화학공학소재연구정보센터
Journal of Chemical Physics, Vol.103, No.11, 4697-4705, 1995
Microcalorimetric Investigation of the Upper Phase-Boundary of Water-in-Oil Microemulsions
Experimental data on the thermodynamics of phase separation of an ionic microemulsions [sodium bis(2-ethylhexyl)sulfosuccinate-water-isooctane] are presented. They are obtained by differential scanning microcalorimetric measurements across the upper phase boundary. Sample compositions are chosen in such way that the transition resembles a liquid-gas-like phase transition.
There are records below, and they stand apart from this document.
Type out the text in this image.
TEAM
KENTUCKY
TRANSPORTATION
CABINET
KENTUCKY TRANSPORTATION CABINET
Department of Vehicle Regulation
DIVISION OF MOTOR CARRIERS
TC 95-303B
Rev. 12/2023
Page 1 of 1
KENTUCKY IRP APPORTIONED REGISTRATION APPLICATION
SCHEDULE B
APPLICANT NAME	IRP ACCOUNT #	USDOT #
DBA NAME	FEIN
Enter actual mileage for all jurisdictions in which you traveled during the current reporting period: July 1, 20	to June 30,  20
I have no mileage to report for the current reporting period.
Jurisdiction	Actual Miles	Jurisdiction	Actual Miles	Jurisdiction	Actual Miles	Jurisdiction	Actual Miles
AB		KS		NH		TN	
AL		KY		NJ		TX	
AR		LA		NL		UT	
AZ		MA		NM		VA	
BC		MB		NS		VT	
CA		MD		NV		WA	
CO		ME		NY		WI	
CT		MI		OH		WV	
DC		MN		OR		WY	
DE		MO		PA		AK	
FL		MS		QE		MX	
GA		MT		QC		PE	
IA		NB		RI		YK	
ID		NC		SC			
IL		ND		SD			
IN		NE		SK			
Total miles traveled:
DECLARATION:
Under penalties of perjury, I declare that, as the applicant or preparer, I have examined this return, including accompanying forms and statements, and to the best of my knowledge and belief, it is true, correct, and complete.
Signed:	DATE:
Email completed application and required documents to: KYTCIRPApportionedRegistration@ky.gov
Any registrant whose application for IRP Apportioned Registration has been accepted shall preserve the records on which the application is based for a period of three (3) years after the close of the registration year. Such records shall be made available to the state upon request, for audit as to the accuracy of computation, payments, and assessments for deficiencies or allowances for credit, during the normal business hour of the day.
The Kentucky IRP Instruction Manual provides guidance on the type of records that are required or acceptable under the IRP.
Increasing attractive interaction between the droplets is assumed to cause an instability against phase separation into a system with two droplet phases of different droplet density, but equal droplet size on the average, Our data yield first thermodynamic information on the dynamics related to this phase transition. For finite scan speed we observe two peaks in the specific heat. The first peak arises at the phase separation temperature and it is immediately followed by another one. The enthalpy related to the second peak depends quadratically on droplet size and linearly on droplet concentration. We propose that internal degrees of freedom due to hopping possibilities of the surfactant molecules in the contact region of touching droplets form its origin. In the limit of zero scan speed both peaks merge. Together they give rise to the latent heat of the first order phase transition.